The gallery walk on the first Friday of every month attracts thousands of artists, businesspeople and hipsters to Honolulu’s cultural hub. The sight of patrons strolling Bethel Street and Nu`uanu Avenue to visit 30 participating galleries, restaurants and boutiques is a stark contrast to the historical stereotype of drug dealers and prostitutes ruling these same streets.

Headlines from international publications tout the turnaround. In 2005, The New York Times wrote: “In Honolulu, Arts Revive Chinatown’s Fortune.” Los Angeles Times produced a feature story in 2008, dubbing the area “Honolulu Hip.” Last year, National Geographic honed in on the epicenter of the local arts scene, saying: “Th ere may be no better place than ARTS at Marks Garage for an overview of what local artisans and artists are producing, from photography and watercolors to music and theater.”

“We provide an informal town square, a place to meet and mingle in the joyful setting of the arts,” Richardson says. “In the past 14 years, 300,000 people have had a good time here creating, collaborating and celebrating.”

Kimberly Lau is one of them. “I think we’re all a patron of First Friday,” says the Spire Hawaii Manager.

Her Bishop Street accounting firm is part of a hui of local businesses supporting Marks. Lau describes the gallery’s ripple effect this way: “They’re not only helping bring arts into the local community, but they’re [also] helping at-risk kids with after school mentoring programs, businesses with incubator and provide living spaces for artists.”

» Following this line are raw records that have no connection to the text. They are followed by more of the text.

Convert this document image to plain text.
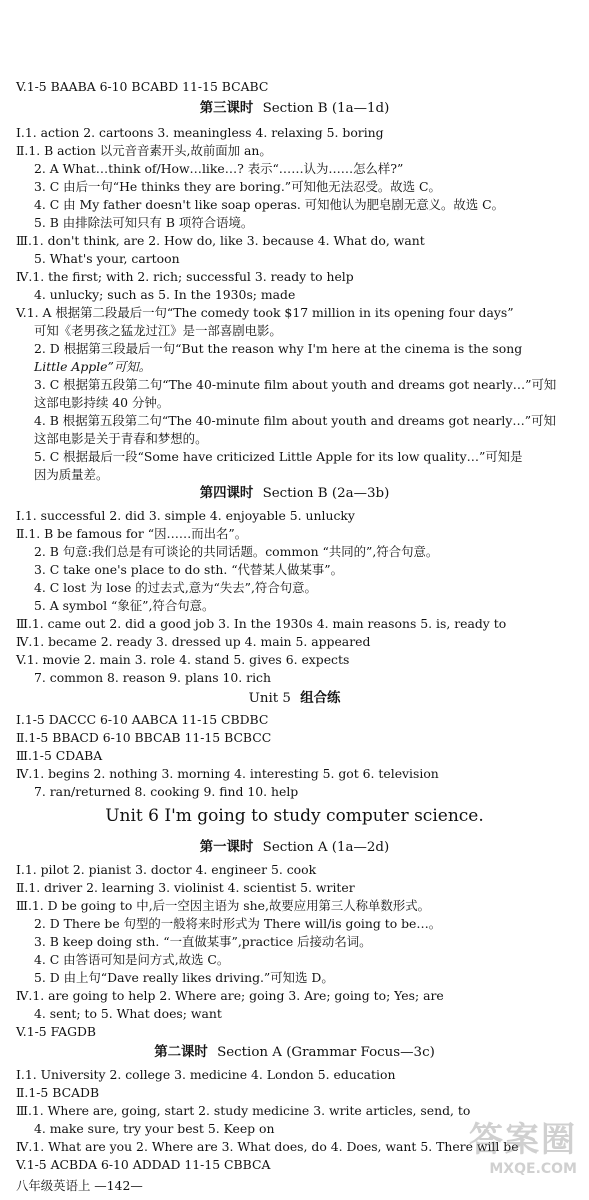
V.1-5 BAABA 6-10 BCABD 11-15 BCABC
第三课时 Section B (1a—1d)
Ⅰ.1. action 2. cartoons 3. meaningless 4. relaxing 5. boring
Ⅱ.1. B action 以元音音素开头,故前面加 an。
2. A What…think of/How…like…? 表示“……认为……怎么样?”
3. C 由后一句“He thinks they are boring.”可知他无法忍受。故选 C。
4. C 由 My father doesn't like soap operas. 可知他认为肥皂剧无意义。故选 C。
5. B 由排除法可知只有 B 项符合语境。
Ⅲ.1. don't think, are 2. How do, like 3. because 4. What do, want
5. What's your, cartoon
Ⅳ.1. the first; with 2. rich; successful 3. ready to help
4. unlucky; such as 5. In the 1930s; made
V.1. A 根据第二段最后一句“The comedy took $17 million in its opening four days”
可知《老男孩之猛龙过江》是一部喜剧电影。
2. D 根据第三段最后一句“But the reason why I'm here at the cinema is the song
Little Apple”可知。
3. C 根据第五段第二句“The 40-minute film about youth and dreams got nearly…”可知
这部电影持续 40 分钟。
4. B 根据第五段第二句“The 40-minute film about youth and dreams got nearly…”可知
这部电影是关于青春和梦想的。
5. C 根据最后一段“Some have criticized Little Apple for its low quality…”可知是
因为质量差。
第四课时 Section B (2a—3b)
Ⅰ.1. successful 2. did 3. simple 4. enjoyable 5. unlucky
Ⅱ.1. B be famous for “因……而出名”。
2. B 句意:我们总是有可谈论的共同话题。common “共同的”,符合句意。
3. C take one's place to do sth. “代替某人做某事”。
4. C lost 为 lose 的过去式,意为“失去”,符合句意。
5. A symbol “象征”,符合句意。
Ⅲ.1. came out 2. did a good job 3. In the 1930s 4. main reasons 5. is, ready to
Ⅳ.1. became 2. ready 3. dressed up 4. main 5. appeared
V.1. movie 2. main 3. role 4. stand 5. gives 6. expects
7. common 8. reason 9. plans 10. rich
Unit 5 组合练
Ⅰ.1-5 DACCC 6-10 AABCA 11-15 CBDBC
Ⅱ.1-5 BBACD 6-10 BBCAB 11-15 BCBCC
Ⅲ.1-5 CDABA
Ⅳ.1. begins 2. nothing 3. morning 4. interesting 5. got 6. television
7. ran/returned 8. cooking 9. find 10. help
Unit 6 I'm going to study computer science.
第一课时 Section A (1a—2d)
Ⅰ.1. pilot 2. pianist 3. doctor 4. engineer 5. cook
Ⅱ.1. driver 2. learning 3. violinist 4. scientist 5. writer
Ⅲ.1. D be going to 中,后一空因主语为 she,故要应用第三人称单数形式。
2. D There be 句型的一般将来时形式为 There will/is going to be…。
3. B keep doing sth. “一直做某事”,practice 后接动名词。
4. C 由答语可知是问方式,故选 C。
5. D 由上句“Dave really likes driving.”可知选 D。
Ⅳ.1. are going to help 2. Where are; going 3. Are; going to; Yes; are
4. sent; to 5. What does; want
V.1-5 FAGDB
第二课时 Section A (Grammar Focus—3c)
Ⅰ.1. University 2. college 3. medicine 4. London 5. education
Ⅱ.1-5 BCADB
Ⅲ.1. Where are, going, start 2. study medicine 3. write articles, send, to
4. make sure, try your best 5. Keep on
Ⅳ.1. What are you 2. Where are 3. What does, do 4. Does, want 5. There will be
八年级英语上 —142—
V.1-5 ACBDA 6-10 ADDAD 11-15 CBBCA
答案圈
MXQE.COM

Lofts resident and Barrio Vintage co-owner Jonathan Saupe calls Chinatown the “best art hotspot in the entire state.” His Nu`uanu Avenue boutique supports local arts by displaying new works in the window. “The art scene is such a big part of our store and the neighborhood” explains Saupe, “where young local business owners and artists can experiment and thrive together.”

“You have to have support from businesses,” stresses Blanchard. “It’s difficult for an arts organization to survive here.”

A critical collaboration is a marketing blitz to create awareness that both organizations need help. Charisma Industries designed new websites and social media campaigns for Kumu Kahua and ARTS, including a push for donations from “1,001 friends.”

“Rebranding, new design and a greater push towards promotion and public outreach is especially important now,” according to James Charisma, agency president. “Kumu Kahua Theatre and Th e ARTS at Marks aren’t a temporary or pop-up effort. These groups are in it for the long haul, and their success and survival depends on the support they receive.”

“There is developing a vast conspiracy of kindness,” Richardson says, with renewed optimism. “I see lots of shiny goodness on the horizon.”

“This place has so much heart,” Blanchard adds. “I believe we can set a standard for collaboration.”

With the forces of art and aloha at work, Chinatown’s vibrant arts scene is poised for a comeback.